Should Name of Talmadge Bridge Change?

Should Name of Talmadge Bridge Change?

It's an expanse of steel over the Savannah River, a testament to engineering. But for some the name on the bridge - the Eugene Talmadge Memorial Bridge - is not a testament to Georgia.

"I think it sends the wrong signal in 2013," says Dr. Stan Deaton, the senior historian at the Georgia Historical Society.

Earlier this month, Deaton spoke on state history to members of a Rotary club in Savannah, speaking in frank terms about the past and the namesake of the bridge. Eugene Talmadge was a popular politician in the early to mid 20th Century. Talmadge was elected governor of Georgia four times in the 1930's and 1940's.

"He was a product of his time but he manipulated that, he played that Race card," says Deaton. " I mean, the bottom line is not every politician in Georgia was like him at that time. Time Magazine said in 1946 when he died, that no man ever got farther on ignorance and hatred than Eugene Talmadge did."

Deaton says he doubts if anyone would be willing to put Talmadge's words on the bridge right now, which he says should tell you something.

In his comments to the Rotary that day, Deaton included his personal preference to have the bridge named after General James Oglethorpe, considered the founder of Savannah. His comments have spurred quite a bit of discussion in recent weeks. One of the people who heard his speech that day was the wife of City Alderman John Hall. Hall remembers stories of "Old Gene" from his parents saying the man's name still means "oppression and division to some of us."

Hall recently introduced a resolution which was passed by the Savannah City Council to support a name change. Any official action would have to come from the state of Georgia. So Hall realizes the resolution is symbolic, but he says now there's momentum. "People are talking like they have never before about this topic," he told us. "I think it would be great if something good could actually come out talking about the name on the bridge now."

For any change to take place, Chatham County's state delegation would have to request a name change which would ultimately have to be approved and signed by Governor Nathan Deal. But Hall feels there is momentum now. "I feel confident that the name Talmadge will not be on that bridge after this year. "
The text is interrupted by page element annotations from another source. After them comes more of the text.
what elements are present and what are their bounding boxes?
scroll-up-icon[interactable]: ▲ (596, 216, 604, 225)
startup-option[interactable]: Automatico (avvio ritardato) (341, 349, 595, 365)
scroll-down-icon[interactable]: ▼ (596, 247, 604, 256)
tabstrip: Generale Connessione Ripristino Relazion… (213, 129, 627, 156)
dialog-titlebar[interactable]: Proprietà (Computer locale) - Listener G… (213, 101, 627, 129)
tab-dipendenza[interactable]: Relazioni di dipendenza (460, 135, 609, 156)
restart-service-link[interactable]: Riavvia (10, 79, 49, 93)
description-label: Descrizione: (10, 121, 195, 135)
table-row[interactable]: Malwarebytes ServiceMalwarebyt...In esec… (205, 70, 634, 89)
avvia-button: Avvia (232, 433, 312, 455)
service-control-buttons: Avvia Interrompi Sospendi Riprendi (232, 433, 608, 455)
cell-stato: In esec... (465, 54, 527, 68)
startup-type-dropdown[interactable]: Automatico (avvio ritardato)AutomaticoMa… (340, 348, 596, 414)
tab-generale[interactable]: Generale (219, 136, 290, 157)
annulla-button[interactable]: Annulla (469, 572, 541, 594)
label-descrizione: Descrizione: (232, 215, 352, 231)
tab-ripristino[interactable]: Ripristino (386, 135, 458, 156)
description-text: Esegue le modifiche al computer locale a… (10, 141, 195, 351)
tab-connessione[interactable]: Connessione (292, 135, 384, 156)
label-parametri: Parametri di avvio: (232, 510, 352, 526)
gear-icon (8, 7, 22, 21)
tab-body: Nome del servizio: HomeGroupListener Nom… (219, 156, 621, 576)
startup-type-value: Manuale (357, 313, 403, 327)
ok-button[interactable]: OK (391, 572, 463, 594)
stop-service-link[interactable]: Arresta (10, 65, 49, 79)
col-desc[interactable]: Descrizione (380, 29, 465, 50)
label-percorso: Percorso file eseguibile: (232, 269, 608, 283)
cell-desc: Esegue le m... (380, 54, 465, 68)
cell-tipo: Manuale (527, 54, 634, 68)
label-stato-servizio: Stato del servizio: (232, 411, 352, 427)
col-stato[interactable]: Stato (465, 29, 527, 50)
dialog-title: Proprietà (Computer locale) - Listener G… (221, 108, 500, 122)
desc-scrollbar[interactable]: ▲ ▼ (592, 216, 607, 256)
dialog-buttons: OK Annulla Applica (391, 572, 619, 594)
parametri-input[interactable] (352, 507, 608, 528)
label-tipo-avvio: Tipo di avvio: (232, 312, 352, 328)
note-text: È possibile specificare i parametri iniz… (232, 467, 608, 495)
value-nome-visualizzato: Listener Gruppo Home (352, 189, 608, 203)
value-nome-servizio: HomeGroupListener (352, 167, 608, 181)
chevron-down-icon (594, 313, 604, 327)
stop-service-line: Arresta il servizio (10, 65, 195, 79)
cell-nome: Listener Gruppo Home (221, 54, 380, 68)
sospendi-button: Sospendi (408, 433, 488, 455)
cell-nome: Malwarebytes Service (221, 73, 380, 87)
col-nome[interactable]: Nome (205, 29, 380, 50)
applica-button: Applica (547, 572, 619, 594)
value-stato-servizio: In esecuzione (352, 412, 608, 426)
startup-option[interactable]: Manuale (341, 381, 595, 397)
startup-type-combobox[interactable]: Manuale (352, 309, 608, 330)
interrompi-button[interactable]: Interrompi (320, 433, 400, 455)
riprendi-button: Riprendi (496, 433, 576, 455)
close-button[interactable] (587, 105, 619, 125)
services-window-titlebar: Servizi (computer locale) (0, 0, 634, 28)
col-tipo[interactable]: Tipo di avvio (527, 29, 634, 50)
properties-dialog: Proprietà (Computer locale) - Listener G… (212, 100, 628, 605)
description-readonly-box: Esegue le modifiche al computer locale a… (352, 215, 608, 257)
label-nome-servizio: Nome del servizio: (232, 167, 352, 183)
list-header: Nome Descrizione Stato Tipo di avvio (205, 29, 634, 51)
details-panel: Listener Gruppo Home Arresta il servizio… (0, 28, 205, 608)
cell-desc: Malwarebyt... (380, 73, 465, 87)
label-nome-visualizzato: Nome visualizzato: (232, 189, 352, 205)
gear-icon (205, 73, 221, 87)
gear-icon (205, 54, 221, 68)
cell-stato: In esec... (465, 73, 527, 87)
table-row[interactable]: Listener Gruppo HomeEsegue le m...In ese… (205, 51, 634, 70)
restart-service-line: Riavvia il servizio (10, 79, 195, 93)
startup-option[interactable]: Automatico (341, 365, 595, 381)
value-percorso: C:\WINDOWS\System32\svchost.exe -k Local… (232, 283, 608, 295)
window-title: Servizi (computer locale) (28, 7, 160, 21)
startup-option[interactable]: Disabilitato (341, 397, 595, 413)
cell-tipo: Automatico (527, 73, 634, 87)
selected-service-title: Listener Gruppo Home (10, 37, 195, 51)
Deaton says whatever happens, it must be up to the community. He simply thinks that by being honest about the past, people are better able to forge a future. "I would empathize it's not about trying to take Eugene Talmadge's name out of the history books," Deaton says. "It's one thing to say he's there, go study him, it's another thing to have a bridge named for him. Nevertheless it's still there and I just think we could do better than that."